Let's look at your subquery:

select *, avg(stars) as mavg
from rating
group by mID

This is an invalid query. With GROUP BY mid you say you want to aggregate your rows to get one result row per mID. But then you don't only select the average rating, but all columns from the table (SELECT *). One of these columns is stars. How can you select the stars column into one row, when there are many rows for an mID? Most DBMS report a syntax error here. SQLite picks one of the stars from any of the mID's rows arbitrarily instead. So, while this is considered valid in SQLite, it isn't in standard SQL, and you should not write such queries.

To the result (the average per movie) you join the movies table. And then you select the average of the movie ratings for the movies in the desired years. This is well done, but you could have put that restriction (join or IN clause or EXISTS clause) right into the subquery in order to only calculate the averages for the movies you want, rather then calculating all averages and then only keep some of the movies and dismiss others. But that's a minor detail.

Then you subtract the new average from the old one. This means you subtract one value from another and end up with exactly the one value you want to show. But instead of merely selecting this value (SELECT (...) - (...)) you are linking the value with the rating table (SELECT (...) - (...) FROM rating) for no apparent reason, thus selecting the desired value as often as there are rows in the rating table. You then notice this and apply DISTINCT to get rid of the rows you just created unnecessarily yourself. DISTINCT is very, very often an indicator for a badly written query. When you think you need DISTINCT, ask yourself what makes this necessary. Where do the duplicate rows come from? Have you created them yourself? The amend this.

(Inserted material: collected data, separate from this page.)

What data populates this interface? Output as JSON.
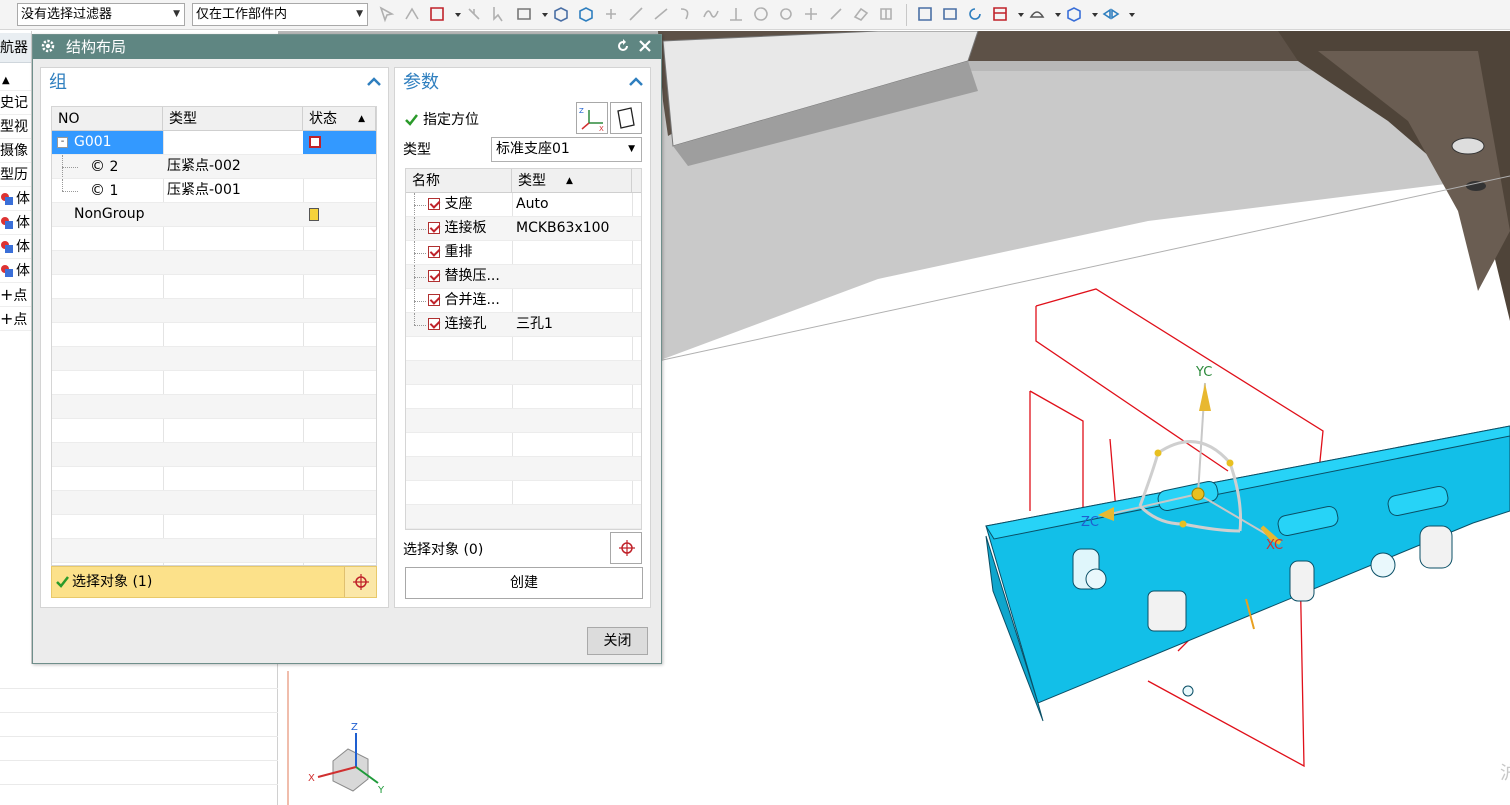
{
  "toolbar": {
    "filter_combo": "没有选择过滤器",
    "scope_combo": "仅在工作部件内"
  },
  "navigator": {
    "tab_label": "航器",
    "items": [
      "史记",
      "型视",
      "摄像",
      "型历",
      "体",
      "体",
      "体",
      "体",
      "点",
      "点"
    ]
  },
  "dialog": {
    "title": "结构布局",
    "group_panel": {
      "title": "组",
      "columns": [
        "NO",
        "类型",
        "状态"
      ],
      "rows": [
        {
          "no": "G001",
          "type": "",
          "indent": 0,
          "expander": "-"
        },
        {
          "no": "2",
          "type": "压紧点-002",
          "indent": 1
        },
        {
          "no": "1",
          "type": "压紧点-001",
          "indent": 1
        },
        {
          "no": "NonGroup",
          "type": "",
          "indent": 0
        }
      ],
      "select_label": "选择对象 (1)"
    },
    "params_panel": {
      "title": "参数",
      "orient_label": "指定方位",
      "type_label": "类型",
      "type_value": "标准支座01",
      "columns": [
        "名称",
        "类型"
      ],
      "rows": [
        {
          "name": "支座",
          "type": "Auto"
        },
        {
          "name": "连接板",
          "type": "MCKB63x100"
        },
        {
          "name": "重排",
          "type": ""
        },
        {
          "name": "替换压...",
          "type": ""
        },
        {
          "name": "合并连...",
          "type": ""
        },
        {
          "name": "连接孔",
          "type": "三孔1"
        }
      ],
      "select_label": "选择对象 (0)",
      "create_label": "创建"
    },
    "close_label": "关闭"
  },
  "viewport": {
    "axis_labels": {
      "yc": "YC",
      "zc": "ZC",
      "xc": "XC"
    },
    "triad_labels": {
      "z": "Z",
      "x": "X",
      "y": "Y"
    },
    "watermark": "沪"
  },
  "colors": {
    "dialog_title_bar": "#5f8682",
    "accent_blue": "#3399ff",
    "select_highlight": "#fce18a",
    "part_cyan": "#14c3ea",
    "frame_red": "#e0101a"
  }
}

The query can be written thus:

select
  avg(case when m.year < 1980 then r.movie_rating end) -
  avg(case when m.year >= 1980 then r.movie_rating end) as diff
from
(
  select mid, avg(stars) as movie_rating
  from rating
  group by mid
) r
join movie m using (mid);

Using a case expression inside an aggregation function is called conditional aggregation and is often the preferred solution when working with diferent aggregates.